FRANKFURT (Reuters) - Germany’s economics minister ruled out any attempt by General Motors to include an option to buy back majority control of Opel as part of a deal to give up over 50 percent of its German unit in exchange for state aid.
“This is incompatible with our views and cannot happen,” Karl-Theodor zu Guttenberg told German Sunday paper Frankfurter Allgemeine Sonntagszeitung in an interview.
The comments could suggest that Belgian financial investor RHJ International RHJI.BR may have problems with its bid if the company is viewed as only a short-term player.
Germany is expected to shoulder the bulk of the billions in loan guarantees as part of a deal, and state and federal governments are represented on the board of a trust that has to approve a sale of Opel.
The minister also warned bidders for Opel will have to invest more of their own capital for the package of state aid to obtain EU clearance, since otherwise the only ones risking anything are taxpayers. Zu Guttenberg explained that the size of the state aid requested would not be the deciding factor alone for Berlin.
“That’s too simple. What good is an offer that is cheap (to the taxpayers) if the return of the money is in question.
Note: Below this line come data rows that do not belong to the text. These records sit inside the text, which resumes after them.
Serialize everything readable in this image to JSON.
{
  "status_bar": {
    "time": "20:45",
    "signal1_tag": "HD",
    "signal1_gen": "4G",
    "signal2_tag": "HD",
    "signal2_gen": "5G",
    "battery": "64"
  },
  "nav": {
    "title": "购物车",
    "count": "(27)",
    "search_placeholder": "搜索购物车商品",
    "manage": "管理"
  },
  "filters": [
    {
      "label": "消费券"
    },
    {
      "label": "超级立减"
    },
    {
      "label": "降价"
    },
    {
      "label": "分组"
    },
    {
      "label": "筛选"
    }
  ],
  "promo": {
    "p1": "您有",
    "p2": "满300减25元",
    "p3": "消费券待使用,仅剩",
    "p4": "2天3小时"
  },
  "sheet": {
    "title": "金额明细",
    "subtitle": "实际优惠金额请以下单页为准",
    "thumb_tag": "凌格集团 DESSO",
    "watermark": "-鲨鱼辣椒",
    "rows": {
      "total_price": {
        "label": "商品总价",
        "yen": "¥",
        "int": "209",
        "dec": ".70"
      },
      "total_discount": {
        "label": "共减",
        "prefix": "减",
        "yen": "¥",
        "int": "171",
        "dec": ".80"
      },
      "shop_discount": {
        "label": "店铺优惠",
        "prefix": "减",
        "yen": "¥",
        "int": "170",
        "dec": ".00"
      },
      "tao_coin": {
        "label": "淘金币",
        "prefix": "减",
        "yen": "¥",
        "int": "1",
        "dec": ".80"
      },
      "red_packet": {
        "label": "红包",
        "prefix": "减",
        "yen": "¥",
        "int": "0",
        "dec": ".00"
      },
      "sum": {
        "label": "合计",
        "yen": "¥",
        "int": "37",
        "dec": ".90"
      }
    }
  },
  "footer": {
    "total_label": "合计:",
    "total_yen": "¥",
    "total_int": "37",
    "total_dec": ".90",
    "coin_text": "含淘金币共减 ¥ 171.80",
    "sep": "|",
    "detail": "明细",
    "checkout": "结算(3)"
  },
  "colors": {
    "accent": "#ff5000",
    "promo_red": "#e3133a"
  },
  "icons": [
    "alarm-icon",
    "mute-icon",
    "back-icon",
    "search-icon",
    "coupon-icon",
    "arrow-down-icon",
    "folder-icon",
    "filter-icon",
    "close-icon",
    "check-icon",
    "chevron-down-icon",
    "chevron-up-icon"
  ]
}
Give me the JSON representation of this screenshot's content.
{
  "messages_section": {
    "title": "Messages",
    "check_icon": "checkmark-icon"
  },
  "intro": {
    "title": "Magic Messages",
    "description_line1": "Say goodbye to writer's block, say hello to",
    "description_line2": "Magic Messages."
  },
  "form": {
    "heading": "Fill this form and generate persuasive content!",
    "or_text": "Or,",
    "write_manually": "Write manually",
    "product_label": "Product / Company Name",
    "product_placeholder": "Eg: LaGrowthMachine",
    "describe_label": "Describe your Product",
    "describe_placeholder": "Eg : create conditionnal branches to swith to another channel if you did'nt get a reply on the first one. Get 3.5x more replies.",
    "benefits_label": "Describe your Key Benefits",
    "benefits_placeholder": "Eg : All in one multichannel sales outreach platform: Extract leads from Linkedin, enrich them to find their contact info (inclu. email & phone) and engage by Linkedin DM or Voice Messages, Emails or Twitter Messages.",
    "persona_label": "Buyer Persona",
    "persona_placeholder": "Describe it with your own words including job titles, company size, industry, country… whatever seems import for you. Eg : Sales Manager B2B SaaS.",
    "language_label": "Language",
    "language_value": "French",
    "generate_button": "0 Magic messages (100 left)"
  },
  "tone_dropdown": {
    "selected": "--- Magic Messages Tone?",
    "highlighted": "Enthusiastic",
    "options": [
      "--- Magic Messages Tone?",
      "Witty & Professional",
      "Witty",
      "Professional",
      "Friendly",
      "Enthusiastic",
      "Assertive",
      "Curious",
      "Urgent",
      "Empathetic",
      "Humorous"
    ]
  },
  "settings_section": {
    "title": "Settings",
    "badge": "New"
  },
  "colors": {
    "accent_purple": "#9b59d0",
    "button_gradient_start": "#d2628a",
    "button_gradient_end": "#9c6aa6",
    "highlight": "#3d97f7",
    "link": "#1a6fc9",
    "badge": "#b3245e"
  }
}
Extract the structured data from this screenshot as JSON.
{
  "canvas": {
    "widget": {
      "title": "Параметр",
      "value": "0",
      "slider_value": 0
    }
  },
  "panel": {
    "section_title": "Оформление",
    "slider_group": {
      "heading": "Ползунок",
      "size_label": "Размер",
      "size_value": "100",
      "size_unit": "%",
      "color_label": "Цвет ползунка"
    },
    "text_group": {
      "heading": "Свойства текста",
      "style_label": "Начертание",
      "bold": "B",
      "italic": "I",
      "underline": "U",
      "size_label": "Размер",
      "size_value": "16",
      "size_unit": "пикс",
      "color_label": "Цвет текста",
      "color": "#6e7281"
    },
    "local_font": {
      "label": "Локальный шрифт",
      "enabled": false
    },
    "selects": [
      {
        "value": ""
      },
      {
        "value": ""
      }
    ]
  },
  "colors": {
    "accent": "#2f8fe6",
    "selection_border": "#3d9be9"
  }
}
The key will be if a concept is so sustainable that there is a high probability that the interest, fees and the money can be paid back,” he said.
When asked what was sustainable he responded: “A competitive company that urgently addresses the need to consolidate (capacity and staff).”
Canadian auto parts supplier Magna MGa.TO, little-known Belgian investment holding RHJ and Beijing Automotive (BAIC) have been in a race to acquire Opel, with final binding offers due at the close of business in Europe on Monday.
BAIC has requested only 2.64 billion euros in state aid, while RHJ wants 3.8 billion and Magna 4.5 billion, but the Canadian group is seen as heavily favored within Germany -- a country where the short-term time horizon associated with financial investors is viewed with suspicion.
Magna’s board of directors is expected to approve its takeover plan for Opel at a meeting on Sunday evening.
Some executives at GM unhappy about losing control over Opel are pushing for a deal with RHJ in part because of the higher likelihood that the Detroit carmaker could reacquire control over its former German subsidiary, sources familiar with the talks told Reuters.
Previously called Ripplewood Holdings Japan, RHJ is loosely tied with the eponymous U.S. private equity firm founded by Timothy Collins but refers to itself as a “diversified” group that creates long-term value for shareholders.